Sunday, April 04, 2004

24 hours later... My muscles are screaming. My sunburn is hurting. My scraped knees are scabbing. We're really going to have to make this sand volleyball thing a regular occurence.

A concrete slab underneath the sand court is a good thing for weed control, but bad for diving if the sand is thin in that particular area. OUCH. Add to that the fact that I have no reason to dive. I never connect with the ball.

I've made a list today of five things I want to spend time seeking God about. This includes how God wants me to use my finances, who and how God would have me specifically minister to at the ministry, and whether to be in Sterling for May 24th.

To all those who have written notes or email recently to say that you are praying: THANK YOU! I cannot tell you what an encouragment your notes have been. The things you have been praying are right on target! Praise God for his mighty faithfulness!

Oh, and... Gina and Jen- I'm looking forward to SOME DAY in the future some time when God's going to bring us back together to play Ultimate again. When that is I don't know. But there's got to be that day sometime...

Saturday, April 03, 2004

Last night was extended night of prayer at the ministry. It was so exciting and encouraging to me when two men from my Frisco church attended. Since I was running the projection system/power points, I didn't get to spend much time with them.

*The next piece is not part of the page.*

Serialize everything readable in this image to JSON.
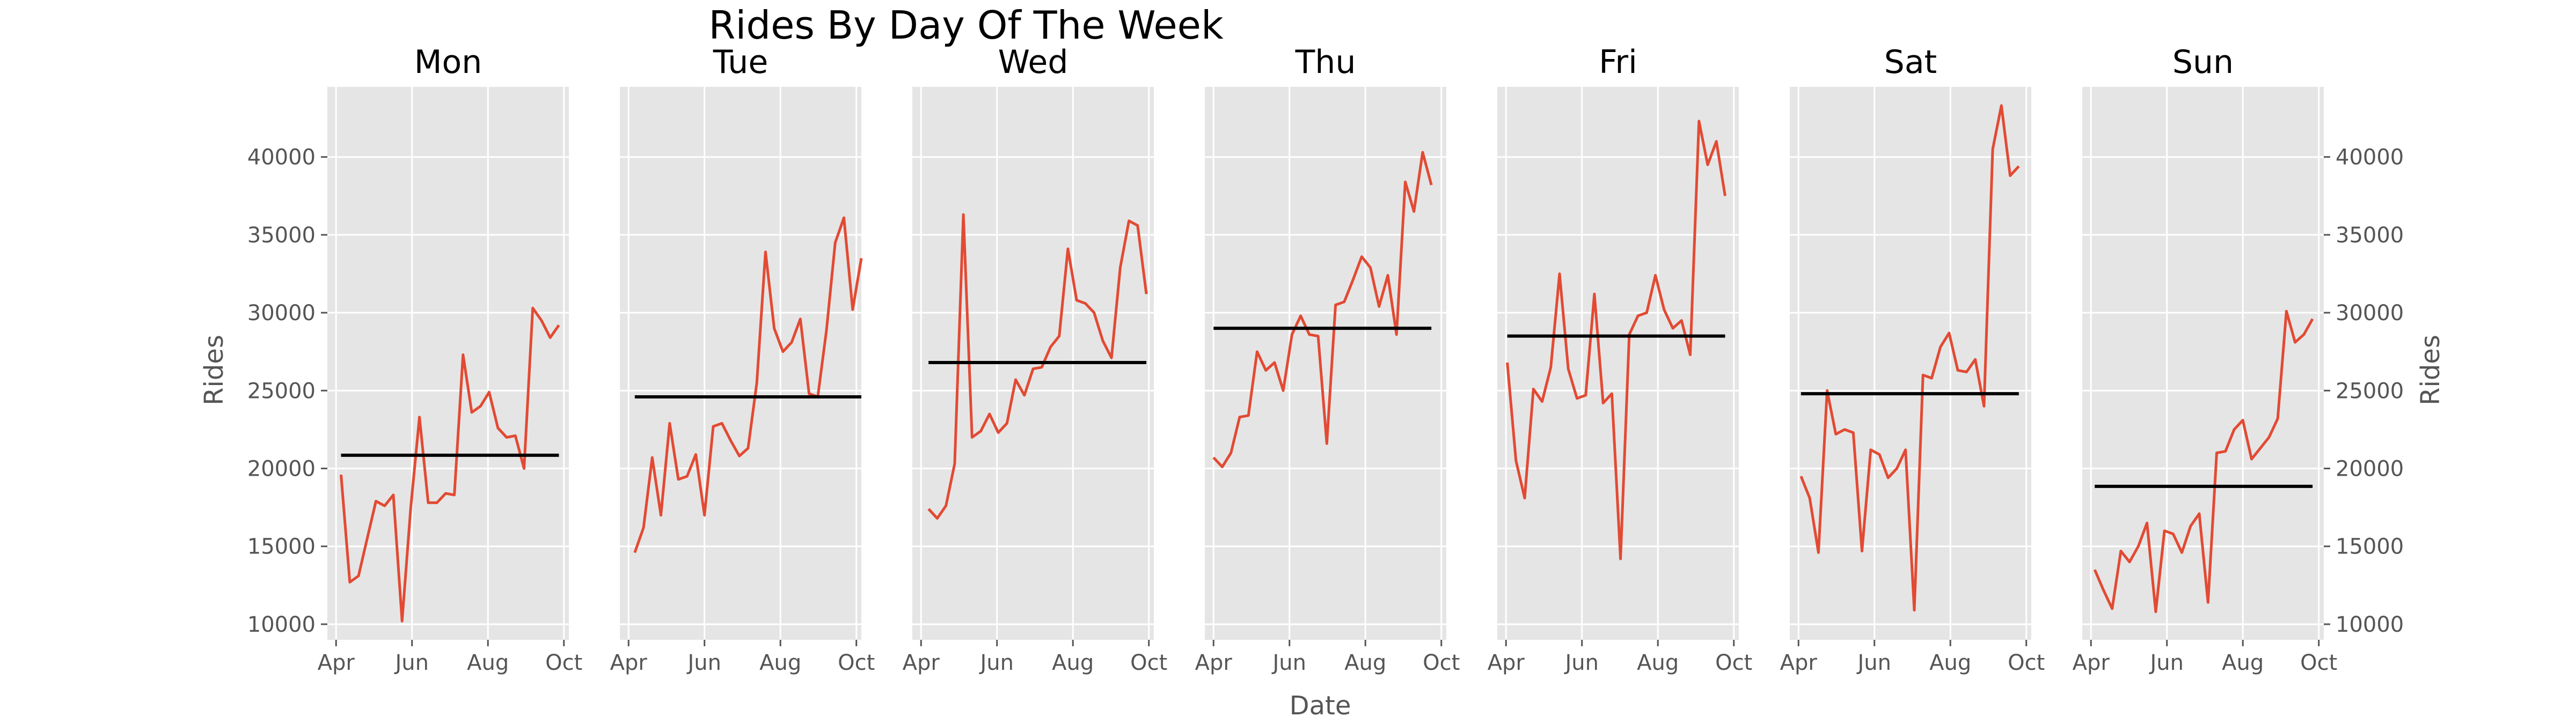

Brian, one of our office staff members who just returned from India, shared as part of prayer meeting last night. He mentioned the statistic we quote of "over 500,000 villages in India that have never heard the name of Jesus." He said the number is so big, it is just a statistic to us. But a fraction of it became real to Brian during this trip. The team was driving out of a major city and as they drove along the main road, they passed village after village after village after village with hardly any land between them. Brian first thought that the abundance of villages was because of their location on the main road. But shortly, the vans turned down a dirt sidepath. And they passed village after village after village after village... 500,000 villages in India that have never heard the name of Jesus.

I went yard saling this morning. Saling? Sale-ing? Selling? Any way, I went to look at stuff people were selling on their yards. Picked up an O-Reilly book on Apache and sendmail. Started talking to the guy selling them. God opened up the opportunity for us to converse about "religion" for almost an hour. At the end of the conversation, he said: "It's not very often that you have a conversation about religion and even less often that two people have a civilized conversation about religion. Thank you." Please pray for Christian. He's not searching. But he wasn't antagonistic. But he still needs God.

So much for this really long post. I'm going to go play volleyball.

Thursday, April 01, 2004

People ask me what I do in my spare time. Tonight was my first time to officially help clean the building. It was a little slow, but we'll get the time down next week. After cleaning, I took the C. girls back to their home and ate supper with their family. Following supper, the girls curled up and I read them the first three chapters of Tales of the Kingdom. They listened with wide eyes as Scarboy and Little Child were questioned by the evil Enchanter. They laughed when they saw the picture of Caretaker with his beard and hair tucked in his belt made of ivy. They gasped as the beggar became the King at the Inmost Circle.

When the hour grew late and the stories had to end, we were all transported back to today's world. And we found ourselves wishing for the good to hurry up and triumph over evil in the battles of today.